Fuel hike will harm battered consumers

IOL pic sept11 petrol pump nozzle SUPPLIED File picture: Supplied

Johannesburg - A hike in the fuel price would harm financially-stressed households, the Institute for Race Relations warns.

The institute says in a statement that, should the rand and oil remain at current levels, motorists could expect a fuel price hike of 41c/litre in April. Such an increase, added to the hike in the fuel levy of 30c a litre - which kicks in from next Friday - could see motorists paying between 70c/litre and 80c/litre more for fuel, it says.

According to the latest figures from the Central Energy Fund, both grades of petrol are being under recovered by almost 90 c a litre, while diesel is being under recovered by between 70 and 76 c a litre.

The widely-anticipated fuel price hike will be announced next Friday and comes into effect at midnight on the first Tuesday of each month.

Currently, the rand is trading just north of 15 to the dollar, having come under pressure along with other emerging markets after the bomb blasts in Brussels, while the spot oil price is at just more than $38 a barrel.

Read also: Oil prices ease

Oil prices have eased because of global oversupply and a crucial producers' meeting in Qatar next month, which could see production limited to prop up the price.

However, South African consumers are already facing several price pressures, including a recent increase in the prime lending rate to 10.5 percent, after the reserve bank hiked the repo rate by 0.25 percent earlier this month.

IRR Chief Economist Ian Cruickshanks warns that such a fuel price increase would put further pressure on financially stressed households, which are already dealing with the interest rate hike.

Read also: Big fuel price increase likely in April

Cruickshanks said that increases in fuel prices and interest rates should be read together with anticipated increases in food prices. He said that the latest estimates from the South African Crop Estimates Committee suggested a maize harvest of just over 7 million tonnes this year – down from almost 10 million tonnes in 2015. The reason, according to the committee, is the lowest rainfall in growing areas for more than 100 years.

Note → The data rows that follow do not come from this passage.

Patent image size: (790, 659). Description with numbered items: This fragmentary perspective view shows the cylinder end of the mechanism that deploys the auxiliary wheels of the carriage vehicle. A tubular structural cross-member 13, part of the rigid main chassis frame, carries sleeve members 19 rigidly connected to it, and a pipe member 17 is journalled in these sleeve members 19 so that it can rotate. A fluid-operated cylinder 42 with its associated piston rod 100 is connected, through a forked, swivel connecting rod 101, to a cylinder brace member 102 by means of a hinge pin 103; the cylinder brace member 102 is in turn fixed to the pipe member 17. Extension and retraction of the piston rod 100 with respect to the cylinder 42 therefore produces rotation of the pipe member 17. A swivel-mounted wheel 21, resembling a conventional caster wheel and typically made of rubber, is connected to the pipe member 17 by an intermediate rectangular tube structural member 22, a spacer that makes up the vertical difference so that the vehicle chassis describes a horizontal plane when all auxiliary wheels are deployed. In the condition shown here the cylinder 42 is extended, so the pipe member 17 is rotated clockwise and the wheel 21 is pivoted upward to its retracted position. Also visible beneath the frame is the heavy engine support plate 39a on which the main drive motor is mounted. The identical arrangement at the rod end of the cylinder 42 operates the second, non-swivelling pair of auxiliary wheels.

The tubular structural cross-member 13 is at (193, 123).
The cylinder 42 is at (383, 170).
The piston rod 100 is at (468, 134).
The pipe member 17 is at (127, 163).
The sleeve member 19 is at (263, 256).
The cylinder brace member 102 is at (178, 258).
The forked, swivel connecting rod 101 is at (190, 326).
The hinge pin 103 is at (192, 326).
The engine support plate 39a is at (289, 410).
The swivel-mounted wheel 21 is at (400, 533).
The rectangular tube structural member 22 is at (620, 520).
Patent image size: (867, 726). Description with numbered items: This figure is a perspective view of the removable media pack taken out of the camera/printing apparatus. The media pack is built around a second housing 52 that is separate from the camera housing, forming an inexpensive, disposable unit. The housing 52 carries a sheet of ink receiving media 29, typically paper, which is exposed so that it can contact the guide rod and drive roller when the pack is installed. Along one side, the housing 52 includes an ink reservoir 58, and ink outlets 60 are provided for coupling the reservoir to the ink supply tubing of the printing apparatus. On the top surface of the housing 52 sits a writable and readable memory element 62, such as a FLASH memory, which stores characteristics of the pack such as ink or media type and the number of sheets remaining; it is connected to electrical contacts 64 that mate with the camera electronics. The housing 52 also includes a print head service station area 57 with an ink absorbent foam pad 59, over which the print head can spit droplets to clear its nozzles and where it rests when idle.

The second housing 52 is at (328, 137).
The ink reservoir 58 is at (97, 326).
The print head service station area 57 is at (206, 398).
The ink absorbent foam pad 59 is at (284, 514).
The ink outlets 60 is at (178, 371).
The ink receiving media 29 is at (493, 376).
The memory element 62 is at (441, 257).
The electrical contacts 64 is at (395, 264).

According to the IRR potato prices – as just one example - were at record highs and Cruickshanks said this fact “brought home the full impact of the drought”.

Food prices have been skyrocketing and annual consumer price index (CPI) food price inflation is now expected to peak at 11.6 percent in the final quarter of 2016, compared with 11.3 percent previously.

Food inflation is feeding overall inflation, which came in at 7 percent for February, up from 6.2 percent previously, Stats SA said on Wednesday. This is an almost seven-year high.

The IRR says the stresses being placed on the economy could be read in the lead indicator of the Reserve Bank, which has reached its lowest point since November 2009 and wholesale trade numbers which must be expected to continue declining.

Cruickshanks says, in the absence of a global recovery and domestic policy reform the only way out of the mess was for the Government to realise, “it has no choice but to start living within the country’s means which we have not seen since Trevor Manuel vacated his post as minister of finance”.